Reeds Job heeft ze gekend, die wonen in de holen des stofs en der steenrotsen (Job. 30 : 5 en 6). Ook de Bijbelsche naam Horieten (Deut. 2 :12, 22; Gen. 36 : 20—30) wordt weleens verklaard als „holbewoners”, misschien evenwel ten onrechte.

Oude schrijvers spreken eveneens van de troglodieten. Strabo beschrijft de holbewoners aan de kust van de Roode Zee in Egypte en Aethiopië; ook noemt hij ze in den Kaukasus.

Maar niet alleen in de hooge oudheid, ook in den tegenwoordigen tijd zijn er volksstammen, die in holen wonen. Wij behoeven slechts te denken aan de Toala’s van Zuid-Celebes, een primitief (evenwel met de Boegineezen sterk vermengd) volkje, holenbewonende jagers en verzamelaars, die nog in het steentijdperk verkeerden.

Verder de Semangs op Malakka en vroeger ook de Boschjesmannen.Zoo worden troglodieten vermeld in alle perioden van den historischen tijd. Maar ook in den voorhistorischen tijd hebben menschen in holen gewoond. En van de troglodieten uit den steentijd vindt men in vele grotten merkwaardige cultuurresten. De holen hebben hen gediend als vaste woonplaatsen, niet als tijdelijk verblijf, zooals voor vluchtelingen (Hebr. 11 : 38).

De meest bekende grotten, waarvan het onderzoek ons veel geleerd heeft over de leefwijze der troglodieten in den steentijd, zijno.rn.de holen van Mas d’Azil (in Zuid-Frankrijk), Altamira (provincie Santander in Spanje), het Drachenloch (in het Tamina-dal, Zwitserland). Wat de grotten vooral beroemd heeft gemaakt, zijn de schitterende kunstwerken op de wanden, hetzij met een scherp voorwerp gekrast (petroglyphen), hetzij als schilderstukken, hetzij zelfs als reliefbeelden in fraaie kleuren. Dikwijls heeft men zich afgevraagd, hoe het mogelijk was dat de mensch uit den steentijd in die donkere holen schilderde. Waarschijnlijk hebben zij lampen gekend van been of steen, waarin vet of merg de brandstof leverde.
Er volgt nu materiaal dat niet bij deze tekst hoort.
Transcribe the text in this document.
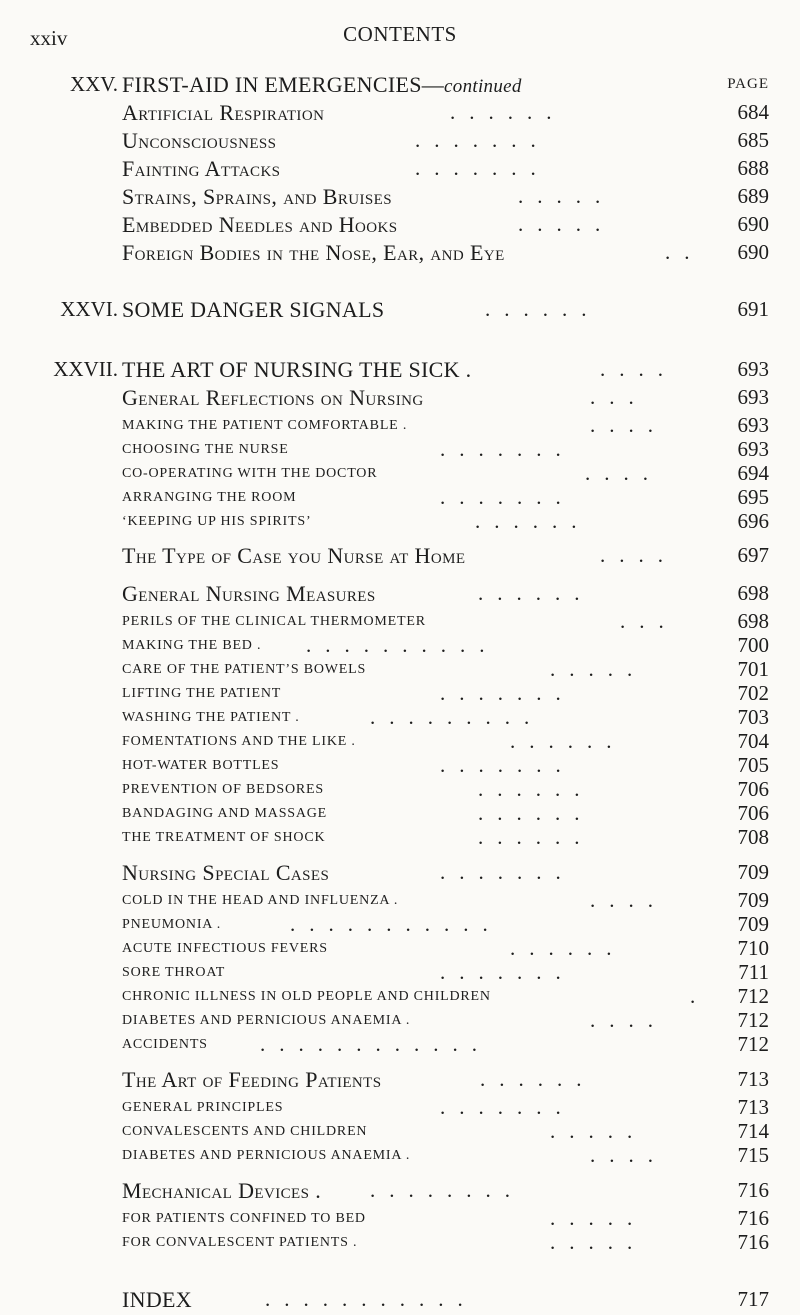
xxiv	CONTENTS
XXV. FIRST-AID IN EMERGENCIES—continued	PAGE
Artificial Respiration	......	684
Unconsciousness	.......	685
Fainting Attacks	.......	688
Strains, Sprains, and Bruises	.....	689
Embedded Needles and Hooks	.....	690
Foreign Bodies in the Nose, Ear, and Eye	..	690
XXVI. SOME DANGER SIGNALS	......	691
XXVII. THE ART OF NURSING THE SICK .	....	693
General Reflections on Nursing	...	693
MAKING THE PATIENT COMFORTABLE .	....	693
CHOOSING THE NURSE	.......	693
CO-OPERATING WITH THE DOCTOR	....	694
ARRANGING THE ROOM	.......	695
‘KEEPING UP HIS SPIRITS’	......	696
The Type of Case you Nurse at Home	....	697
General Nursing Measures	......	698
PERILS OF THE CLINICAL THERMOMETER	...	698
MAKING THE BED . ..........	700
CARE OF THE PATIENT’S BOWELS	.....	701
LIFTING THE PATIENT	.......	702
WASHING THE PATIENT .	.........	703
FOMENTATIONS AND THE LIKE .	......	704
HOT-WATER BOTTLES	.......	705
PREVENTION OF BEDSORES	......	706
BANDAGING AND MASSAGE	......	706
THE TREATMENT OF SHOCK	......	708
Nursing Special Cases	.......	709
COLD IN THE HEAD AND INFLUENZA .	....	709
PNEUMONIA .	...........	709
ACUTE INFECTIOUS FEVERS	......	710
SORE THROAT	.......	711
CHRONIC ILLNESS IN OLD PEOPLE AND CHILDREN	.	712
DIABETES AND PERNICIOUS ANAEMIA .	....	712
ACCIDENTS ............	712
The Art of Feeding Patients	......	713
GENERAL PRINCIPLES	.......	713
CONVALESCENTS AND CHILDREN	.....	714
DIABETES AND PERNICIOUS ANAEMIA .	....	715
Mechanical Devices . ........	716
FOR PATIENTS CONFINED TO BED	.....	716
FOR CONVALESCENT PATIENTS .	.....	716
INDEX	...........	717
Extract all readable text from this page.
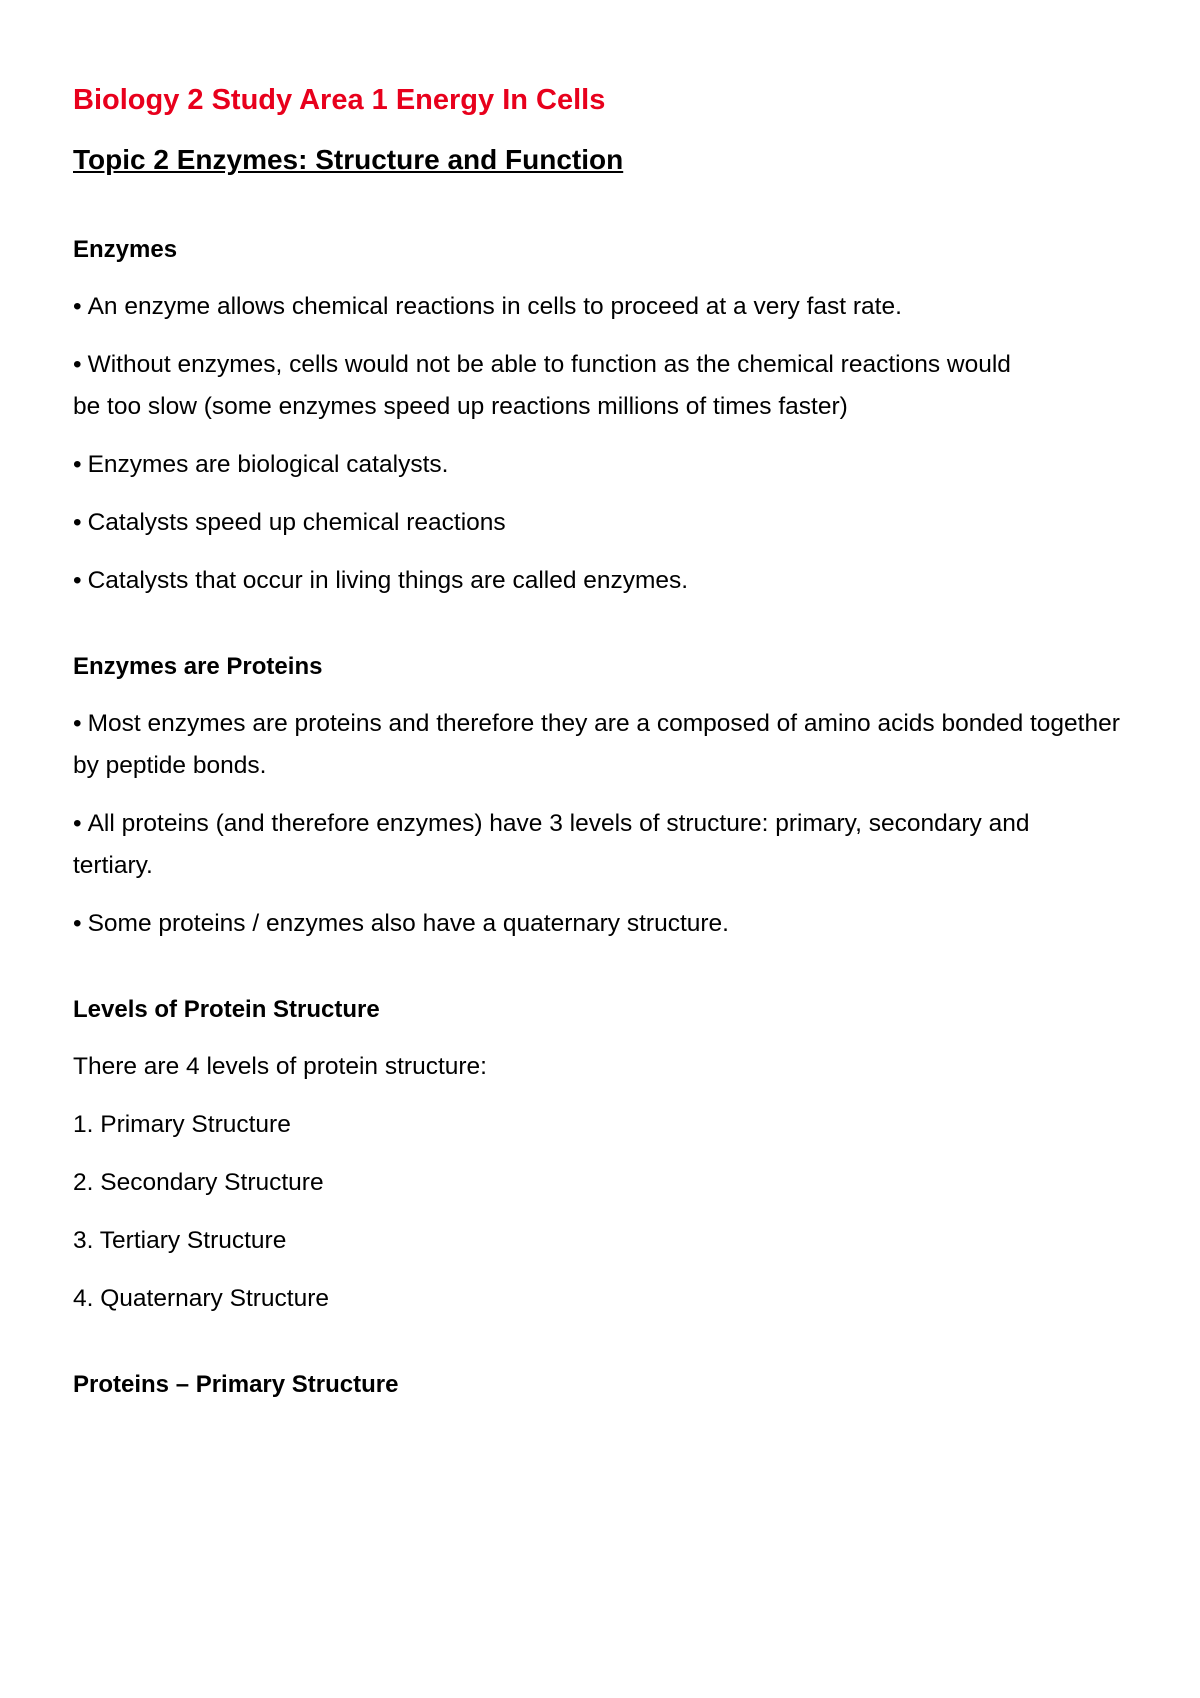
Biology 2 Study Area 1 Energy In Cells
Topic 2 Enzymes: Structure and Function
Enzymes
• An enzyme allows chemical reactions in cells to proceed at a very fast rate.
• Without enzymes, cells would not be able to function as the chemical reactions would be too slow (some enzymes speed up reactions millions of times faster)
• Enzymes are biological catalysts.
• Catalysts speed up chemical reactions
• Catalysts that occur in living things are called enzymes.
Enzymes are Proteins
• Most enzymes are proteins and therefore they are a composed of amino acids bonded together by peptide bonds.
• All proteins (and therefore enzymes) have 3 levels of structure: primary, secondary and tertiary.
• Some proteins / enzymes also have a quaternary structure.
Levels of Protein Structure
There are 4 levels of protein structure:
1. Primary Structure
2. Secondary Structure
3. Tertiary Structure
4. Quaternary Structure
Proteins – Primary Structure
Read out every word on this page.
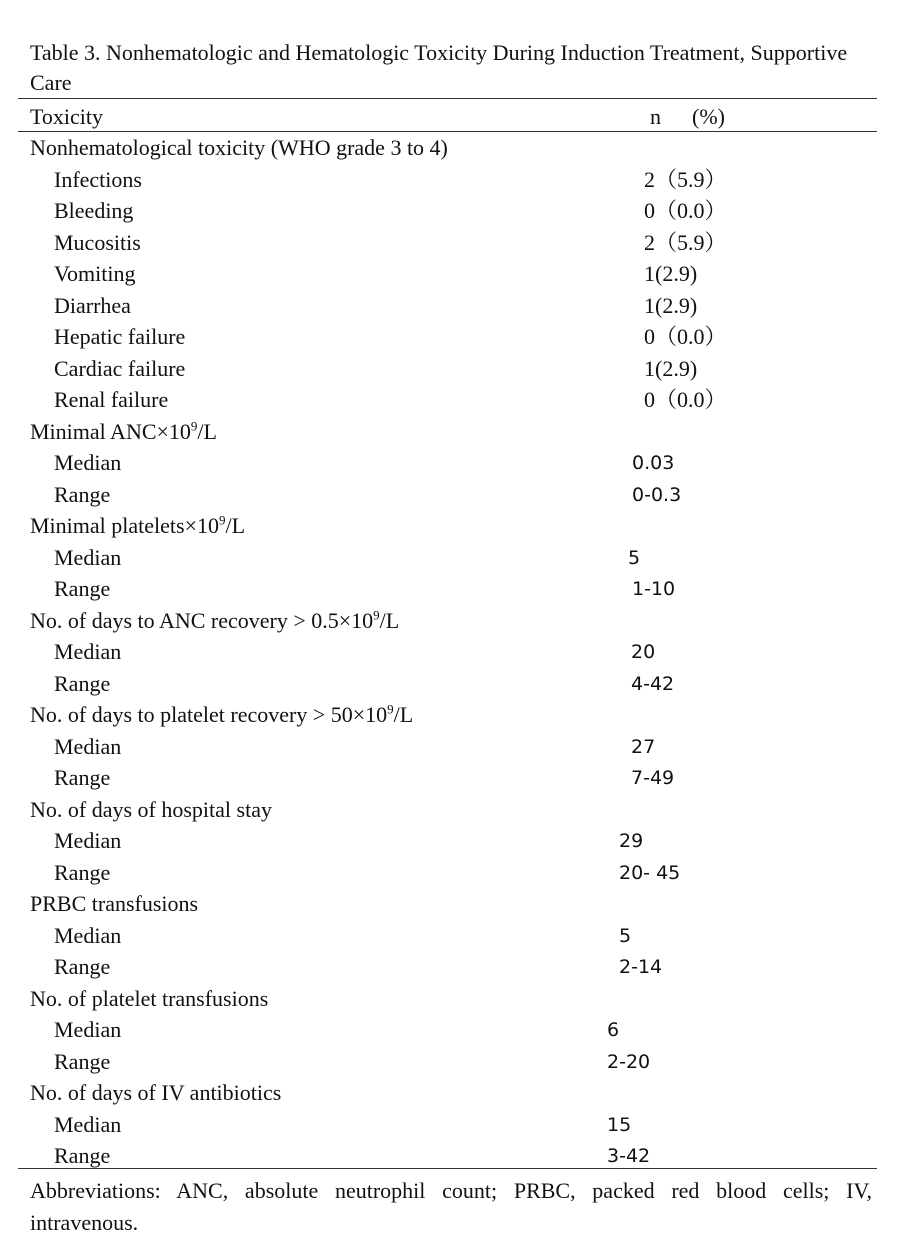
Table 3. Nonhematologic and Hematologic Toxicity During Induction Treatment, Supportive Care
Toxicity	n (%)
Nonhematological toxicity (WHO grade 3 to 4)
Infections	2（5.9）
Bleeding	0（0.0）
Mucositis	2（5.9）
Vomiting	1(2.9)
Diarrhea	1(2.9)
Hepatic failure	0（0.0）
Cardiac failure	1(2.9)
Renal failure	0（0.0）
Minimal $ANC\times 10^9/L$
Median	0.03
Range	0-0.3
Minimal $platelets\times 10^9/L$
Median	5
Range	1-10
No. of days to ANC recovery > $0.5\times 10^9/L$
Median	20
Range	4-42
No. of days to platelet recovery > $50\times 10^9/L$
Median	27
Range	7-49
No. of days of hospital stay
Median	29
Range	20- 45
PRBC transfusions
Median	5
Range	2-14
No. of platelet transfusions
Median	6
Range	2-20
No. of days of IV antibiotics
Median	15
Range	3-42
Abbreviations: ANC, absolute neutrophil count; PRBC, packed red blood cells; IV, intravenous.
En waarom teekenden de troglodieten zulke dieren? Vermoedelijk niet alleen gedreven door kunstzin; waarschijnlijk kunnen we hier denken aan tooverij voor de jacht, misschien ook wel aan totemistische doeleinden. Hierop wijzen met name de vondsten in Drachenloch: daar kan men uit de verzameling der jachttrofeeën afleiden, dat de troglodieten in den ouderen steentijd den primitieven jacht- en offercultus kenden — en er dus duidelijke teekenen zijn van een hooger geestesleven der menschen ook in het paleolithicum.

(Emil Bachler, Das Drachenloch. Band 57 des Jahrbuches der St. Gallischen Naturwissenschaftlichen Gesellschaft; Th. Mainage, Les Religions de la Prehistoire; H. Obermaier, Der Mensch der Vorzeit.)